Under Federal Rule of Civil Procedure 37(c)(1), if a party fails to provide the information required by Rule 26, the party “is not allowed to use that information or witness to supply evidence on a motion, at a hearing, or at a trial, unless the failure was substantially justified or is harmless.”

Trudell argued that Dr. Collins’ testimony should be excluded because he did not comply with Rule 26 by failing to timely serve an expert report on noninfringement, and this failure was not substantially justified or harmless.   Additionally, Trudell argued that to the extend that Dr. Collins’ October 2022 declaration and two other declarations filed in 2019 are considered an expert report, they should be excluded under Federal Rule of Evidence 702 as being unreliable and misleading.

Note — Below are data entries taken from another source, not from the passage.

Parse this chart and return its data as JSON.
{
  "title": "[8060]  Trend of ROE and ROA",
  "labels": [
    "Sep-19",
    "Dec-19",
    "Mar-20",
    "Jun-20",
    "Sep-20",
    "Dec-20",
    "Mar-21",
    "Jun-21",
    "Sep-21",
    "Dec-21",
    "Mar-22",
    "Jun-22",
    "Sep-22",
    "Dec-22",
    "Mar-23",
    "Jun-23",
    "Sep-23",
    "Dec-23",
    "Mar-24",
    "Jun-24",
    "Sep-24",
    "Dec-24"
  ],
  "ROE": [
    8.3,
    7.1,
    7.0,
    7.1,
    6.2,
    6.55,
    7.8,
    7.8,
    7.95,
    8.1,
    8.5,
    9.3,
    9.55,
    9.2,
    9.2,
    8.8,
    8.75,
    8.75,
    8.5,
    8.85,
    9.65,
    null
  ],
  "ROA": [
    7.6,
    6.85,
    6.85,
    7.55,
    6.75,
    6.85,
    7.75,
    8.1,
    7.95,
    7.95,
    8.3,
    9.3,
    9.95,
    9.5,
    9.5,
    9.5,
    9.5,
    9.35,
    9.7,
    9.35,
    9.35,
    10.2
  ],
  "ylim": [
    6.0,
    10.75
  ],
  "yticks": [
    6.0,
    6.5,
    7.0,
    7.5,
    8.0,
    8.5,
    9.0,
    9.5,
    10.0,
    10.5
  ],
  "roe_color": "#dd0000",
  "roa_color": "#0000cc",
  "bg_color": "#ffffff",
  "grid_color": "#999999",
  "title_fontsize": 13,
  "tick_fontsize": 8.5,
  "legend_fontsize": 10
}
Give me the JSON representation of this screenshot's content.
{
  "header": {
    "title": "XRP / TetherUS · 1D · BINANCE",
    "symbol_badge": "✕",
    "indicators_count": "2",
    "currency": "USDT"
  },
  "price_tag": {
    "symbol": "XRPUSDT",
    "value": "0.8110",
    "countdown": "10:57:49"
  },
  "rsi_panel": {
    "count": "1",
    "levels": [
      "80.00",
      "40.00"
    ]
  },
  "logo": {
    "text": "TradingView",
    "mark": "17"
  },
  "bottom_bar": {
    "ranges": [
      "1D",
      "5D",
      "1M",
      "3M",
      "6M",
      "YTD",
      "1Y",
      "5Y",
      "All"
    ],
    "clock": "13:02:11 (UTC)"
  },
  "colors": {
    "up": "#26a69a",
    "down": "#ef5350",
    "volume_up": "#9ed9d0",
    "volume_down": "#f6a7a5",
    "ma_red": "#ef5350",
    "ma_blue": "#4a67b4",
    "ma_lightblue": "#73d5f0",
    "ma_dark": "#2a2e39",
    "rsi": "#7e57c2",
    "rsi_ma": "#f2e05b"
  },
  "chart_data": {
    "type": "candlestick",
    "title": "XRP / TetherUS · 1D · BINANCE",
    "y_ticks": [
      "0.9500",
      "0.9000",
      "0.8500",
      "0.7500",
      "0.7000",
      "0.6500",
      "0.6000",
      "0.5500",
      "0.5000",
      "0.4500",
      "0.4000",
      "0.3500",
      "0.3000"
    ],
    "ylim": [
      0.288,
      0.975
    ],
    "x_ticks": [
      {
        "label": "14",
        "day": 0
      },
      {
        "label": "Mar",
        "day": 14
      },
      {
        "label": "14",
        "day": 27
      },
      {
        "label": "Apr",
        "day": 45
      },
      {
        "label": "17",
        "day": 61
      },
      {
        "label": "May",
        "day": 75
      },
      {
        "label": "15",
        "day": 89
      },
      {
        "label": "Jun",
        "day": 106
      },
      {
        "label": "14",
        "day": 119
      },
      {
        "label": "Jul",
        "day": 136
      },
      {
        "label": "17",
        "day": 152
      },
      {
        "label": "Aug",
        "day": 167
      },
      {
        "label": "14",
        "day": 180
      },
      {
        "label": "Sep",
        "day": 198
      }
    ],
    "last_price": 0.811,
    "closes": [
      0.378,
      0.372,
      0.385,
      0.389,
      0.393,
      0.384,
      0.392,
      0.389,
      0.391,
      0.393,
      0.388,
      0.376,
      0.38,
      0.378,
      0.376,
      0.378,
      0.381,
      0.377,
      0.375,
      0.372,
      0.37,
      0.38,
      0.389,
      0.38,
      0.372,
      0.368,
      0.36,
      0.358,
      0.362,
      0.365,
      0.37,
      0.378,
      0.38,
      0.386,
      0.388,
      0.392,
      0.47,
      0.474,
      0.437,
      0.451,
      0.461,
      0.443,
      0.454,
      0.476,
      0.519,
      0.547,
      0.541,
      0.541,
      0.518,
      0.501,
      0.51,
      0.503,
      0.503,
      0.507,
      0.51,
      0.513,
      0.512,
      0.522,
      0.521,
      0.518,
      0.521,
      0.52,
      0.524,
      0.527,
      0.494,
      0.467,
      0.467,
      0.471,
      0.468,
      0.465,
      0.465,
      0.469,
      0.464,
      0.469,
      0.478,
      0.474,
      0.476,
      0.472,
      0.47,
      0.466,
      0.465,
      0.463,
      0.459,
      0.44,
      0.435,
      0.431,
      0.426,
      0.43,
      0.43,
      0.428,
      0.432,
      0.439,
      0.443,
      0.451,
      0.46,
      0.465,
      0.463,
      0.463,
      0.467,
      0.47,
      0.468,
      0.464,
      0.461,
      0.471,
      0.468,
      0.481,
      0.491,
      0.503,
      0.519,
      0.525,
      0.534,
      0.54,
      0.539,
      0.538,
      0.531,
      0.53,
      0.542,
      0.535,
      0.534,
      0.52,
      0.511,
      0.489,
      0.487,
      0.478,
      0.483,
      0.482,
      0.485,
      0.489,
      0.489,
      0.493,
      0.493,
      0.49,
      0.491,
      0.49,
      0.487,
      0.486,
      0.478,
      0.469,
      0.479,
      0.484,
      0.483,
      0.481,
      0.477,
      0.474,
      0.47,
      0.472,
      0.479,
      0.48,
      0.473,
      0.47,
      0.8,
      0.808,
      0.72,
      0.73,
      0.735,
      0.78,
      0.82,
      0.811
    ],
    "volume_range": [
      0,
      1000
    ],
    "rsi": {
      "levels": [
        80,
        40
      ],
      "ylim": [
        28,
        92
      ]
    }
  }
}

The Federal Circuit held that the district court abused its discretion by allowing noninfringement testimony by Dr. Collins.  His noninfringement opinions were not timely submitted in an expert report during the discovery period, as they were submitted three weeks after the close of discovery.  Further, the district court did not explain why allowing Dr. Collins’ testimony was substantially justified or harmless.  Trudell was not given the opportunity to depose Dr. Collins on his noninfringement theories after the submission of his declaration after the close of discovery.  Although Trudell was allowed to cross-examine Dr. Collins at trial, this does not act as an acceptable substitute for the chance to depose an expert witness.

D R Burton argued that Trudell also submitted late expert reports, as Trudell’s expert reports on infringement and damages were submitted only 10 days and 1 day before the close of discovery.  Rule 26(a)(2)(D)(i) typically requires that expert reports are disclosed at least 90 days before the trial date.  However, this deadline does not apply when a court order or stipulation specifically allows for expert disclosure later the 90-day cutoff.

The Federal Circuit also found that the district court abused its discretion by failing to exclude Dr. Collins’ testimony because his declaration was unreliable under Rule of Evidence 702.  In particular, Dr. Collins’ declaration did not follow the district court’s claim constructions when conducting his noninfringement analysis.

Despite finding that Dr. Collins’ noninfringement testimony should have been excluded, the Federal Circuit refused to grant Trudell’s motion for JMOL of infringement.  Despite minimal evidence of noninfringement without Dr. Collins’ testimony, the jury was free to discredit the testimony of Trudell’s expert and find that Trudell did not meets its burden to prove infringement.  However, the Federal Circuit reversed the district court’s denial of Trudell’s motion for a new trial.

The Federal Circuit also evaluated Trudell’s request that the case be reassigned to a different judge.  This request was reviewed under Fourth Circuit law, which allows for reassignment for when a judge would have difficulty ignoring previously expressed view or findings; when reassignment preserves the appearance of justice; and when the reassignment would not incur waste and duplication out of proportion to the gain in preserving the appearance of fairness.  In this case, the district court judge made several statements about trying to terminate the case as quickly as possible, and even made some of these statements in front of the jury during trial.  Therefore, the Federal Circuit found reassignment to a different judge to be proper.